Sterling-Angus, who was an economics major, and McGregor, who studied computer science, had an idea: What if, rather than presenting people with a limitless array of attractive photos, they radically shrank the dating pool? What if they gave people one match based on core values, rather than many matches based on interests (which can change) or physical attraction (which can fade)?
Source: VOX
And there you have it - one match to rule them all.
Sounds promising? Well, here is a glitch. The co-founders soon realized that "selling long-term partnership to college students [in the US] wouldn’t work" (VOX). Hence, they changed their narrative in a smart way to attract participants - instead of pitching a "long-term" partner to them, they sold the possibility of a "backup plan", i.e., someone they could consider marrying if they did not meet anyone else.
Then they sent it (The Marriage Pact survey) to every undergraduate at their school (Stanford). “Listen,” their email read. “Finding a life partner is probably not a priority right now. You hope things will manifest naturally. But years from now, you may realize that most viable boos are already hitched. At that point, it’s less about finding ‘the one’ and more about finding ‘the last one left.’ Take our quiz, and find your marriage pact match here.”
Source: VOX
This is very smart marketing for two reasons. The first is obvious: framing it as the backup plan instead of serious, long-term commitment makes it more appealing to college students (in the US), as the majority of them may want to "have fun" in their 20s. The second is less than obvious: framing it this way makes it less guilty for people who are already in relationships to fill out the survey. If Bob already has a partner, he could just say: "I'm just filling it out for fun - it's for a backup, not a replacement." This is critical to getting "critical mass" (pun intended). The best AI algorithm in the world could not do much if there are too few people in the pool.
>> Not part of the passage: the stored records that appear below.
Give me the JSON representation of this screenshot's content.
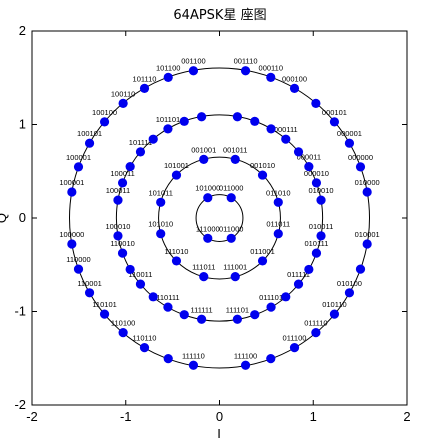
{
  "chart_data": {
    "type": "scatter",
    "title": "64APSK星 座图",
    "xlabel": "I",
    "ylabel": "Q",
    "xlim": [
      -2,
      2
    ],
    "ylim": [
      -2,
      2
    ],
    "xticks": [
      "-2",
      "-1",
      "0",
      "1",
      "2"
    ],
    "yticks": [
      "-2",
      "-1",
      "0",
      "1",
      "2"
    ],
    "grid": false,
    "marker_color": "#0000ee",
    "circle_color": "#000000",
    "rings": [
      {
        "radius": 0.25,
        "points": [
          {
            "x": 0.125,
            "y": 0.217,
            "label": "011000"
          },
          {
            "x": -0.125,
            "y": 0.217,
            "label": "101000"
          },
          {
            "x": -0.125,
            "y": -0.217,
            "label": "111000"
          },
          {
            "x": 0.125,
            "y": -0.217,
            "label": "011000"
          }
        ]
      },
      {
        "radius": 0.65,
        "points": [
          {
            "x": 0.627,
            "y": 0.168,
            "label": "011010"
          },
          {
            "x": 0.459,
            "y": 0.459,
            "label": "001010"
          },
          {
            "x": 0.168,
            "y": 0.627,
            "label": "001011"
          },
          {
            "x": -0.168,
            "y": 0.627,
            "label": "001001"
          },
          {
            "x": -0.459,
            "y": 0.459,
            "label": "101001"
          },
          {
            "x": -0.627,
            "y": 0.168,
            "label": "101011"
          },
          {
            "x": -0.627,
            "y": -0.168,
            "label": "101010"
          },
          {
            "x": -0.459,
            "y": -0.459,
            "label": "111010"
          },
          {
            "x": -0.168,
            "y": -0.627,
            "label": "111011"
          },
          {
            "x": 0.168,
            "y": -0.627,
            "label": "111001"
          },
          {
            "x": 0.459,
            "y": -0.459,
            "label": "011001"
          },
          {
            "x": 0.627,
            "y": -0.168,
            "label": "011011"
          }
        ]
      },
      {
        "radius": 1.1,
        "points": [
          {
            "x": 1.083,
            "y": 0.191,
            "label": "010010"
          },
          {
            "x": 1.034,
            "y": 0.376,
            "label": "000010"
          },
          {
            "x": 0.953,
            "y": 0.55,
            "label": "000011"
          },
          {
            "x": 0.843,
            "y": 0.707,
            "label": ""
          },
          {
            "x": 0.707,
            "y": 0.843,
            "label": "000111"
          },
          {
            "x": 0.55,
            "y": 0.953,
            "label": ""
          },
          {
            "x": 0.376,
            "y": 1.034,
            "label": ""
          },
          {
            "x": 0.191,
            "y": 1.083,
            "label": ""
          },
          {
            "x": -0.191,
            "y": 1.083,
            "label": ""
          },
          {
            "x": -0.376,
            "y": 1.034,
            "label": ""
          },
          {
            "x": -0.55,
            "y": 0.953,
            "label": "101101"
          },
          {
            "x": -0.707,
            "y": 0.843,
            "label": ""
          },
          {
            "x": -0.843,
            "y": 0.707,
            "label": "101111"
          },
          {
            "x": -0.953,
            "y": 0.55,
            "label": ""
          },
          {
            "x": -1.034,
            "y": 0.376,
            "label": "100011"
          },
          {
            "x": -1.083,
            "y": 0.191,
            "label": "100011"
          },
          {
            "x": -1.083,
            "y": -0.191,
            "label": "100010"
          },
          {
            "x": -1.034,
            "y": -0.376,
            "label": "110010"
          },
          {
            "x": -0.953,
            "y": -0.55,
            "label": ""
          },
          {
            "x": -0.843,
            "y": -0.707,
            "label": "110011"
          },
          {
            "x": -0.707,
            "y": -0.843,
            "label": ""
          },
          {
            "x": -0.55,
            "y": -0.953,
            "label": "110111"
          },
          {
            "x": -0.376,
            "y": -1.034,
            "label": ""
          },
          {
            "x": -0.191,
            "y": -1.083,
            "label": "111111"
          },
          {
            "x": 0.191,
            "y": -1.083,
            "label": "111101"
          },
          {
            "x": 0.376,
            "y": -1.034,
            "label": ""
          },
          {
            "x": 0.55,
            "y": -0.953,
            "label": "011101"
          },
          {
            "x": 0.707,
            "y": -0.843,
            "label": ""
          },
          {
            "x": 0.843,
            "y": -0.707,
            "label": "011111"
          },
          {
            "x": 0.953,
            "y": -0.55,
            "label": ""
          },
          {
            "x": 1.034,
            "y": -0.376,
            "label": "010111"
          },
          {
            "x": 1.083,
            "y": -0.191,
            "label": "010011"
          }
        ]
      },
      {
        "radius": 1.6,
        "points": [
          {
            "x": 1.575,
            "y": 0.278,
            "label": "010000"
          },
          {
            "x": 1.504,
            "y": 0.547,
            "label": "000000"
          },
          {
            "x": 1.386,
            "y": 0.8,
            "label": "000001"
          },
          {
            "x": 1.226,
            "y": 1.028,
            "label": "000101"
          },
          {
            "x": 1.028,
            "y": 1.226,
            "label": ""
          },
          {
            "x": 0.8,
            "y": 1.386,
            "label": "000100"
          },
          {
            "x": 0.547,
            "y": 1.504,
            "label": "000110"
          },
          {
            "x": 0.278,
            "y": 1.575,
            "label": "001110"
          },
          {
            "x": -0.278,
            "y": 1.575,
            "label": "001100"
          },
          {
            "x": -0.547,
            "y": 1.504,
            "label": "101100"
          },
          {
            "x": -0.8,
            "y": 1.386,
            "label": "101110"
          },
          {
            "x": -1.028,
            "y": 1.226,
            "label": "100110"
          },
          {
            "x": -1.226,
            "y": 1.028,
            "label": "100100"
          },
          {
            "x": -1.386,
            "y": 0.8,
            "label": "100101"
          },
          {
            "x": -1.504,
            "y": 0.547,
            "label": "100001"
          },
          {
            "x": -1.575,
            "y": 0.278,
            "label": "100001"
          },
          {
            "x": -1.575,
            "y": -0.278,
            "label": "100000"
          },
          {
            "x": -1.504,
            "y": -0.547,
            "label": "110000"
          },
          {
            "x": -1.386,
            "y": -0.8,
            "label": "110001"
          },
          {
            "x": -1.226,
            "y": -1.028,
            "label": "110101"
          },
          {
            "x": -1.028,
            "y": -1.226,
            "label": "110100"
          },
          {
            "x": -0.8,
            "y": -1.386,
            "label": "110110"
          },
          {
            "x": -0.547,
            "y": -1.504,
            "label": ""
          },
          {
            "x": -0.278,
            "y": -1.575,
            "label": "111110"
          },
          {
            "x": 0.278,
            "y": -1.575,
            "label": "111100"
          },
          {
            "x": 0.547,
            "y": -1.504,
            "label": ""
          },
          {
            "x": 0.8,
            "y": -1.386,
            "label": "011100"
          },
          {
            "x": 1.028,
            "y": -1.226,
            "label": "011110"
          },
          {
            "x": 1.226,
            "y": -1.028,
            "label": "010110"
          },
          {
            "x": 1.386,
            "y": -0.8,
            "label": "010100"
          },
          {
            "x": 1.504,
            "y": -0.547,
            "label": ""
          },
          {
            "x": 1.575,
            "y": -0.278,
            "label": "010001"
          }
        ]
      }
    ]
  }
}
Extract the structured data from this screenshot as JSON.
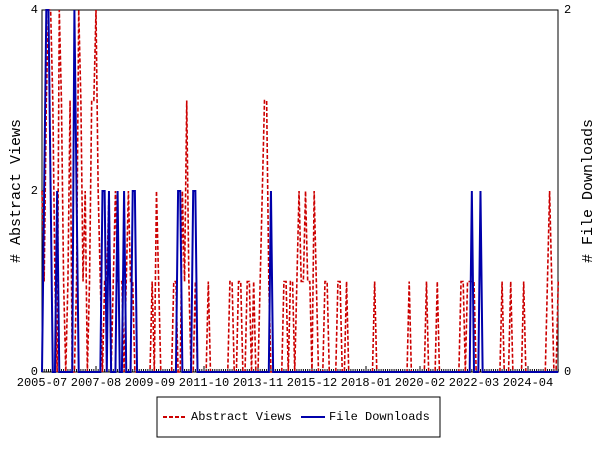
{
  "chart_data": {
    "type": "line",
    "categories": [
      "2005-07",
      null,
      null,
      null,
      null,
      null,
      null,
      null,
      null,
      null,
      null,
      null,
      null,
      null,
      null,
      null,
      null,
      null,
      null,
      null,
      null,
      null,
      null,
      null,
      null,
      "2007-08",
      null,
      null,
      null,
      null,
      null,
      null,
      null,
      null,
      null,
      null,
      null,
      null,
      null,
      null,
      null,
      null,
      null,
      null,
      null,
      null,
      null,
      null,
      null,
      null,
      "2009-09",
      null,
      null,
      null,
      null,
      null,
      null,
      null,
      null,
      null,
      null,
      null,
      null,
      null,
      null,
      null,
      null,
      null,
      null,
      null,
      null,
      null,
      null,
      null,
      null,
      "2011-10",
      null,
      null,
      null,
      null,
      null,
      null,
      null,
      null,
      null,
      null,
      null,
      null,
      null,
      null,
      null,
      null,
      null,
      null,
      null,
      null,
      null,
      null,
      null,
      null,
      "2013-11",
      null,
      null,
      null,
      null,
      null,
      null,
      null,
      null,
      null,
      null,
      null,
      null,
      null,
      null,
      null,
      null,
      null,
      null,
      null,
      null,
      null,
      null,
      null,
      null,
      "2015-12",
      null,
      null,
      null,
      null,
      null,
      null,
      null,
      null,
      null,
      null,
      null,
      null,
      null,
      null,
      null,
      null,
      null,
      null,
      null,
      null,
      null,
      null,
      null,
      null,
      "2018-01",
      null,
      null,
      null,
      null,
      null,
      null,
      null,
      null,
      null,
      null,
      null,
      null,
      null,
      null,
      null,
      null,
      null,
      null,
      null,
      null,
      null,
      null,
      null,
      null,
      "2020-02",
      null,
      null,
      null,
      null,
      null,
      null,
      null,
      null,
      null,
      null,
      null,
      null,
      null,
      null,
      null,
      null,
      null,
      null,
      null,
      null,
      null,
      null,
      null,
      null,
      "2022-03",
      null,
      null,
      null,
      null,
      null,
      null,
      null,
      null,
      null,
      null,
      null,
      null,
      null,
      null,
      null,
      null,
      null,
      null,
      null,
      null,
      null,
      null,
      null,
      null,
      "2024-04",
      null,
      null,
      null,
      null,
      null,
      null,
      null,
      null,
      null,
      null,
      null,
      null,
      null,
      null
    ],
    "series": [
      {
        "name": "Abstract Views",
        "color": "#cc0000",
        "axis": "y",
        "values": [
          2,
          1,
          3,
          4,
          4,
          3,
          1,
          0,
          4,
          3,
          1,
          0,
          1,
          3,
          0,
          0,
          1,
          4,
          3,
          1,
          2,
          0,
          1,
          3,
          3,
          4,
          2,
          1,
          0,
          1,
          1,
          2,
          0,
          1,
          2,
          1,
          1,
          1,
          0,
          1,
          2,
          1,
          1,
          0,
          0,
          0,
          0,
          0,
          0,
          0,
          0,
          1,
          0,
          2,
          1,
          0,
          0,
          0,
          0,
          0,
          0,
          1,
          1,
          0,
          0,
          2,
          1,
          3,
          1,
          0,
          0,
          1,
          0,
          0,
          0,
          0,
          0,
          1,
          0,
          0,
          0,
          0,
          0,
          0,
          0,
          0,
          0,
          1,
          1,
          0,
          0,
          1,
          1,
          0,
          0,
          1,
          1,
          0,
          1,
          0,
          0,
          1,
          2,
          3,
          3,
          1,
          0,
          0,
          0,
          0,
          0,
          0,
          1,
          1,
          0,
          1,
          1,
          0,
          1,
          2,
          1,
          1,
          2,
          1,
          1,
          0,
          2,
          1,
          0,
          0,
          0,
          1,
          1,
          0,
          0,
          0,
          0,
          1,
          1,
          0,
          0,
          1,
          0,
          0,
          0,
          0,
          0,
          0,
          0,
          0,
          0,
          0,
          0,
          0,
          1,
          0,
          0,
          0,
          0,
          0,
          0,
          0,
          0,
          0,
          0,
          0,
          0,
          0,
          0,
          0,
          1,
          0,
          0,
          0,
          0,
          0,
          0,
          0,
          1,
          0,
          0,
          0,
          0,
          1,
          0,
          0,
          0,
          0,
          0,
          0,
          0,
          0,
          0,
          0,
          1,
          1,
          0,
          1,
          1,
          1,
          1,
          0,
          0,
          0,
          0,
          0,
          0,
          0,
          0,
          0,
          0,
          0,
          0,
          1,
          0,
          0,
          0,
          1,
          0,
          0,
          0,
          0,
          0,
          1,
          0,
          0,
          0,
          0,
          0,
          0,
          0,
          0,
          0,
          0,
          1,
          2,
          1,
          0,
          0,
          1
        ]
      },
      {
        "name": "File Downloads",
        "color": "#0000aa",
        "axis": "y2",
        "values": [
          0,
          1,
          2,
          2,
          1,
          0,
          0,
          1,
          0,
          0,
          0,
          0,
          0,
          0,
          0,
          2,
          1,
          0,
          0,
          0,
          0,
          0,
          0,
          0,
          0,
          0,
          0,
          0,
          1,
          1,
          0,
          1,
          0,
          0,
          0,
          1,
          0,
          0,
          1,
          0,
          0,
          0,
          1,
          1,
          0,
          0,
          0,
          0,
          0,
          0,
          0,
          0,
          0,
          0,
          0,
          0,
          0,
          0,
          0,
          0,
          0,
          0,
          0,
          1,
          1,
          0,
          0,
          0,
          0,
          0,
          1,
          1,
          0,
          0,
          0,
          0,
          0,
          0,
          0,
          0,
          0,
          0,
          0,
          0,
          0,
          0,
          0,
          0,
          0,
          0,
          0,
          0,
          0,
          0,
          0,
          0,
          0,
          0,
          0,
          0,
          0,
          0,
          0,
          0,
          0,
          0,
          1,
          0,
          0,
          0,
          0,
          0,
          0,
          0,
          0,
          0,
          0,
          0,
          0,
          0,
          0,
          0,
          0,
          0,
          0,
          0,
          0,
          0,
          0,
          0,
          0,
          0,
          0,
          0,
          0,
          0,
          0,
          0,
          0,
          0,
          0,
          0,
          0,
          0,
          0,
          0,
          0,
          0,
          0,
          0,
          0,
          0,
          0,
          0,
          0,
          0,
          0,
          0,
          0,
          0,
          0,
          0,
          0,
          0,
          0,
          0,
          0,
          0,
          0,
          0,
          0,
          0,
          0,
          0,
          0,
          0,
          0,
          0,
          0,
          0,
          0,
          0,
          0,
          0,
          0,
          0,
          0,
          0,
          0,
          0,
          0,
          0,
          0,
          0,
          0,
          0,
          0,
          0,
          0,
          1,
          0,
          0,
          0,
          1,
          0,
          0,
          0,
          0,
          0,
          0,
          0,
          0,
          0,
          0,
          0,
          0,
          0,
          0,
          0,
          0,
          0,
          0,
          0,
          0,
          0,
          0,
          0,
          0,
          0,
          0,
          0,
          0,
          0,
          0,
          0,
          0,
          0,
          0,
          0,
          0
        ]
      }
    ],
    "ylabel": "# Abstract Views",
    "y2label": "# File Downloads",
    "ylim": [
      0,
      4
    ],
    "yticks": [
      0,
      2,
      4
    ],
    "y2lim": [
      0,
      2
    ],
    "y2ticks": [
      0,
      2
    ]
  }
}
As The Marriage Pact takes off in US colleges, it reminds me of another social application that started in campuses before taking on the world, plus also created by an undergrad: Facebook. I'm interested to see how The Marriage Pact scales to other communities. The tricky part, though, is that it works best in communities where people share some common identities (increasing the chances of matches) and are physically close to each other, making meetups easier to arrange. I'm not sure how, or if, The Marriage Pact works as a public application open to anyone from anywhere in the world, as Facebook is.
For those interested in using algorithms to help people find their love matches, I'd recommend the episode "Hang the DJ" from Black Mirror. In this show, participants use an app to find dates. Each time, the app would come up with one person for them to date for a fixed period of time. By the end of that time, they must move on to the next partner assigned. The idea is the app would continuously learn about your preferences and send you better matches. The ending of the show is truly mind-blowing, and I won't spoil it for you here. The central question of the show is to let us reflect about the role of simulations in dating or any kind of interpersonal relationships. As we know, it is common practices to run simulations of an algorithm or model to test the results. However, in real life, how can we "test" how a relationship would turn out? The moral and practical implications cannot be overlooked - at least for now.